Резной овальный стол был накрыт, как обычно, на восемнадцать персон. Чешский хрусталь, немецкое серебро, английский фарфор. Гости — пожилые леди и джентльмены. Крупные дельцы, владельцы фирм и компаний. Из знаменитостей — Чарли Чаплин и Эрнест Хемингуэй. Капитан — седоголовый, седоусый, седобородый — во время разговора или смеха раскрывал широко глаза, живо двигал могучими черными бровями. Крупное лицо его то разглаживалось, то собиралось в сплошной клубок морщин. Казалось, голова его переходила в туловище без шеи — столь мощной она была. Во рту он держал старую пеньковую трубку. Она была потушена, и он то и дело брал ее в руку, делая жесты еще выразительнее. «Его лишь переодеть, — подумал Иван, — и ни дать ни взять — оживший персонаж Стивенсона. Удивительная стойкость национальной породы».
— Уважаемые дамы и господа, — заговорил капитан, как и подобало морскому волку, густым хрипльм басом, — рад приветствовать вас на борту нашей славной посудины. Признаюсь, лично знаком лишь с тремя уважаемыми гостями — мистером Чаплином (а уж по кино-то кто его в мире не знает), Эрнестом (уважительный кивок в сторону Хемингуэя) и конечно же достопочтенным председателем правления нашей судоходной компании (столь же уважительный кивок в сторону поджарого старца с выцветшими злыми глазками и необычно высоким вырезом ноздрей). Остальных представит мой помощник мистер Уайт.
Уайт наклонился к капитану и что-то шепнул ему на ухо.

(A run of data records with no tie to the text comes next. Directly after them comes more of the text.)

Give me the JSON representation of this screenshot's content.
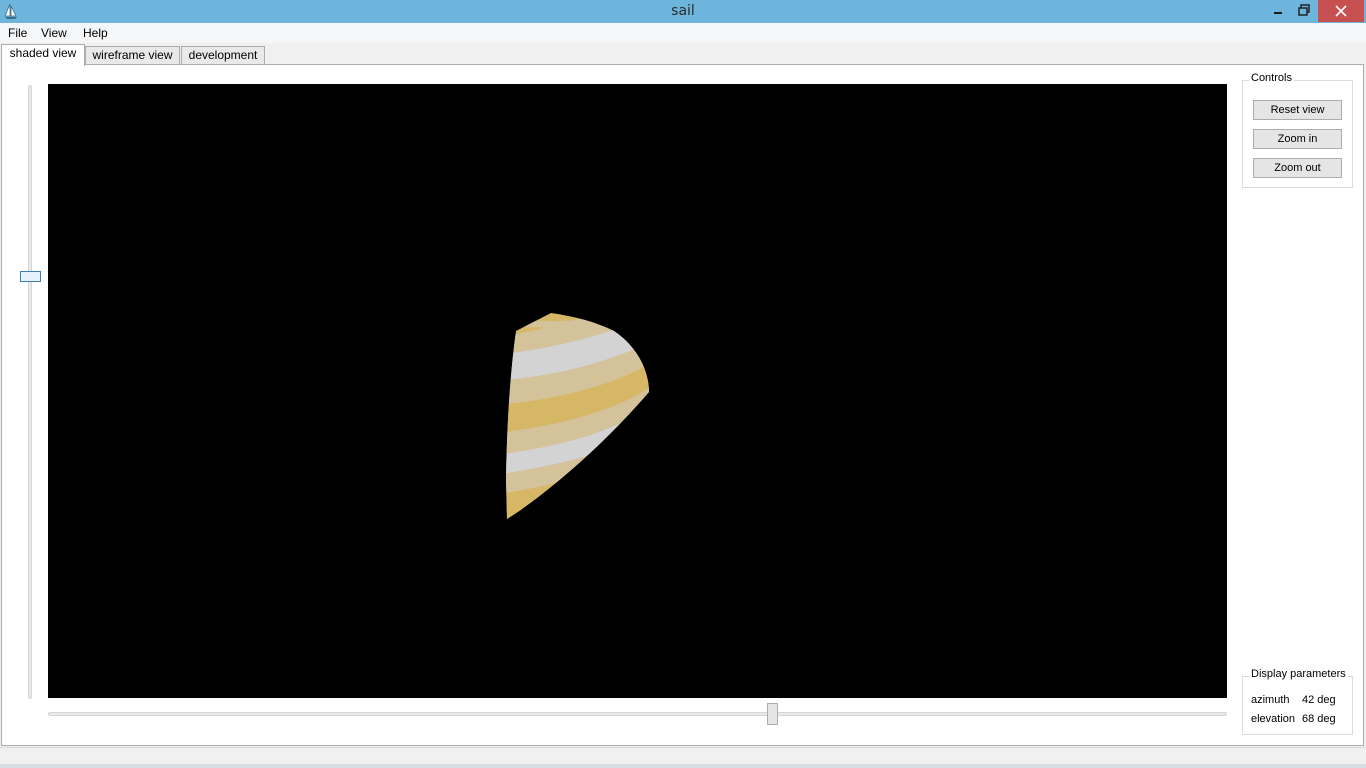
{
  "window": {
    "title": "sail",
    "minimize_icon": "minimize-icon",
    "maximize_icon": "restore-icon",
    "close_icon": "close-icon",
    "titlebar_color": "#6db5dc"
  },
  "menu": {
    "file": "File",
    "view": "View",
    "help": "Help"
  },
  "tabs": [
    {
      "label": "shaded view",
      "active": true
    },
    {
      "label": "wireframe view",
      "active": false
    },
    {
      "label": "development",
      "active": false
    }
  ],
  "viewport": {
    "background": "#000000",
    "sail_colors": {
      "gold": "#d6b765",
      "beige": "#d3c29a",
      "grey": "#d3d3d3"
    }
  },
  "controls": {
    "title": "Controls",
    "reset_view": "Reset view",
    "zoom_in": "Zoom in",
    "zoom_out": "Zoom out"
  },
  "display_parameters": {
    "title": "Display parameters",
    "azimuth_label": "azimuth",
    "azimuth_value": "42 deg",
    "elevation_label": "elevation",
    "elevation_value": "68 deg"
  },
  "sliders": {
    "vertical_position": 0.31,
    "horizontal_position": 0.61
  }
}
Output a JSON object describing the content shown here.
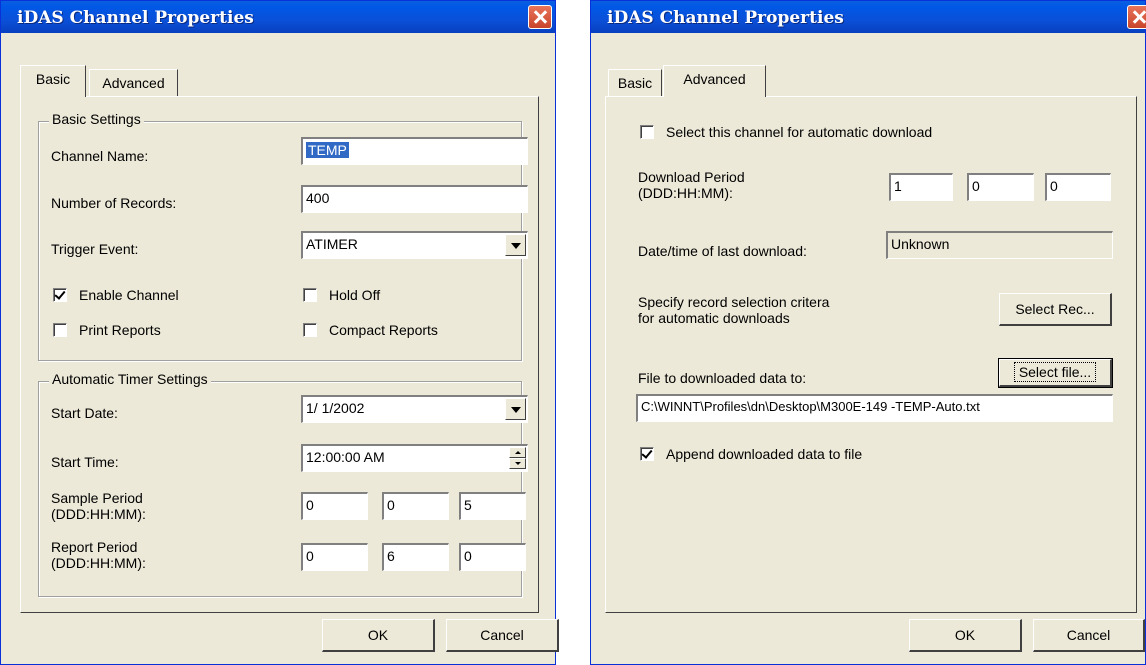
{
  "left_dialog": {
    "title": "iDAS Channel Properties",
    "tabs": [
      {
        "label": "Basic",
        "active": true
      },
      {
        "label": "Advanced",
        "active": false
      }
    ],
    "basic_settings": {
      "group_label": "Basic Settings",
      "channel_name_label": "Channel Name:",
      "channel_name_value": "TEMP",
      "num_records_label": "Number of Records:",
      "num_records_value": "400",
      "trigger_event_label": "Trigger Event:",
      "trigger_event_value": "ATIMER",
      "enable_channel_label": "Enable Channel",
      "enable_channel_checked": true,
      "hold_off_label": "Hold Off",
      "hold_off_checked": false,
      "print_reports_label": "Print Reports",
      "print_reports_checked": false,
      "compact_reports_label": "Compact Reports",
      "compact_reports_checked": false
    },
    "timer_settings": {
      "group_label": "Automatic Timer Settings",
      "start_date_label": "Start Date:",
      "start_date_value": "1/ 1/2002",
      "start_time_label": "Start Time:",
      "start_time_value": "12:00:00 AM",
      "sample_period_label": "Sample Period",
      "sample_period_format": "(DDD:HH:MM):",
      "sample_period_values": [
        "0",
        "0",
        "5"
      ],
      "report_period_label": "Report Period",
      "report_period_format": "(DDD:HH:MM):",
      "report_period_values": [
        "0",
        "6",
        "0"
      ]
    },
    "ok_label": "OK",
    "cancel_label": "Cancel"
  },
  "right_dialog": {
    "title": "iDAS Channel Properties",
    "tabs": [
      {
        "label": "Basic",
        "active": false
      },
      {
        "label": "Advanced",
        "active": true
      }
    ],
    "auto_download_label": "Select this channel for automatic download",
    "auto_download_checked": false,
    "download_period_label": "Download Period",
    "download_period_format": "(DDD:HH:MM):",
    "download_period_values": [
      "1",
      "0",
      "0"
    ],
    "last_download_label": "Date/time of last download:",
    "last_download_value": "Unknown",
    "record_criteria_label_1": "Specify record selection critera",
    "record_criteria_label_2": "for automatic downloads",
    "select_rec_label": "Select Rec...",
    "file_label": "File to downloaded data to:",
    "select_file_label": "Select file...",
    "file_path": "C:\\WINNT\\Profiles\\dn\\Desktop\\M300E-149 -TEMP-Auto.txt",
    "append_label": "Append downloaded data to file",
    "append_checked": true,
    "ok_label": "OK",
    "cancel_label": "Cancel"
  }
}
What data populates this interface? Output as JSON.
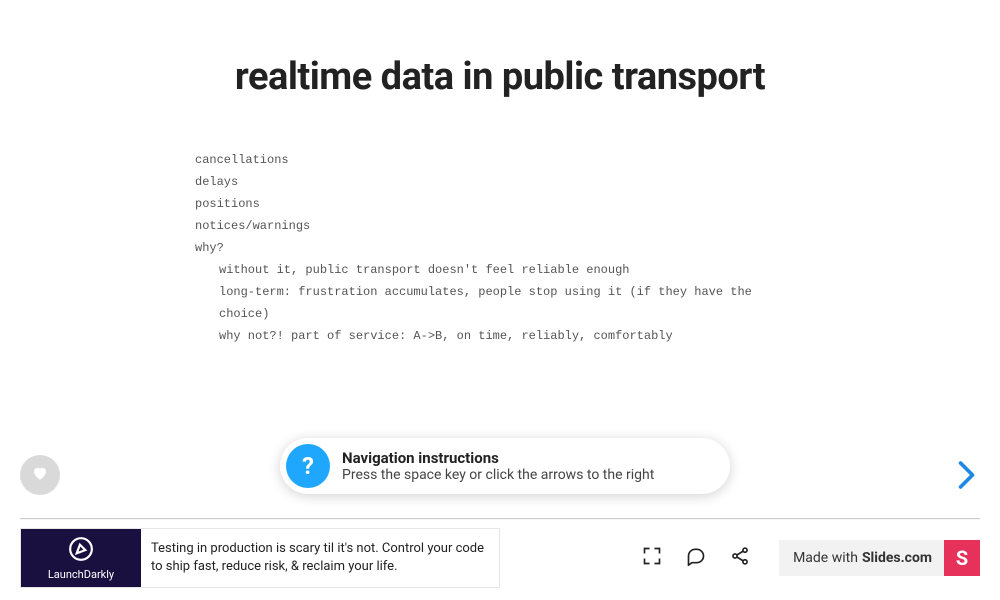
{
  "slide": {
    "title": "realtime data in public transport",
    "lines": [
      "cancellations",
      "delays",
      "positions",
      "notices/warnings",
      "why?"
    ],
    "sublines": [
      "without it, public transport doesn't feel reliable enough",
      "long-term: frustration accumulates, people stop using it (if they have the choice)",
      "why not?! part of service: A->B, on time, reliably, comfortably"
    ]
  },
  "tip": {
    "title": "Navigation instructions",
    "sub": "Press the space key or click the arrows to the right",
    "icon": "?"
  },
  "ad": {
    "brand": "LaunchDarkly",
    "copy": "Testing in production is scary til it's not. Control your code to ship fast, reduce risk, & reclaim your life."
  },
  "footer": {
    "made_prefix": "Made with ",
    "made_brand": "Slides.com",
    "badge": "S"
  }
}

— Да, разумеется, — спохватился тут же тот, и левое ухо его — то, в которое ему что-то шептал помощник, — на глазах у всех стало пунцовым, — наш главный гость сегодня — русский дипломат в Вашингтоне.
Он повернулся к Ивану, который был посажен по правую руку хозяина, улыбнулся и взмахнул своей прокуренной трубкой.
— Что? Что? — дважды задал он вопрос Уайту, который вновь ему что-то подсказал. — Ах да, прекрасно, у нас это первый красный… гм… российский дипломат.
— Куда я обязательно хотел бы поехать, — пытаясь загладить бестактность Капитана, сказал Чаплин, — это в Советскую Россию. А ты, Эрнест? — обратился он к Хемингуэю.
— Моему старшему собрату, весьма именитому и компетентному, не очень там понравилось.
— Кого ты имеешь в виду?
— Герберта Уэллса.
— Я знаю эту книгу. Она написана в доисторические времена. Есть и другие. «Десять дней, которые потрясли мир» Джона Рида.
Хемингуэй махнул рукой:
— Фанатик-комми.
— А Бернард Шоу?
Этот вопрос был оставлен без ответа.
— Извините, капитан, — мистер Уайт изысканно представил остальных членов застолья, и капитанский ужин покатил по накатанным годами рельсам. Были и тосты, и шутки, и репризы. Каждого, кто был приглашен, просили сказать несколько слов. Очередностью умело дирижировал, согласно табели обязанностей, Уайт. Ивану он дал слово после банкира из Сити и перед биржевым воротилой с Уолл-стрит. «Преобладает жанр житейской притчи. Что ж, и мы не лыком шиты», — усмехнулся про себя Иван.
— Человек издревле лелеет мечту о вечной жизни. Однако жизнь — увы! — неудержимо быстротечна. Недавно тот же вояж, по которому сейчас следуем мы, совершил знаменитый поэт России, точнее Советского Союза, Владимир Маяковский. По следам поездки он написал цикл стихов. Я хочу привести следующие строчки:
Я родился,рос,кормили соской.Жил,работал,стал староват.Вот и жизнь пройдет,как прошлиАзорские Острова.
В одной строфе целая жизнь! Стих называется «Мелкая философия на глубоких водах». В этих словах самоирония. А мысль? Мысль велика в своей простоте: жизнь каждого коротка, но она являет собой часть вечной жизни. И если жизнь каждого прожита достойно, то и вечность, как категория философская, корректна.
Ивану, как и всем другим, манерно похлопали. Джон, которого по просьбе Ивана Уайт пригласил переводить, смотрел на него с интересом. Хемингуэй сидел с закрытыми глазами и, казалось, все время был погружен в свои размышления; при имени «Маяковский» он вдруг внимательно стал следить за переводом. «Видимо, большой поэт, — пробормотал он негромко. — Жаль, его мало переводят. Самобытность всегда труднопереводима».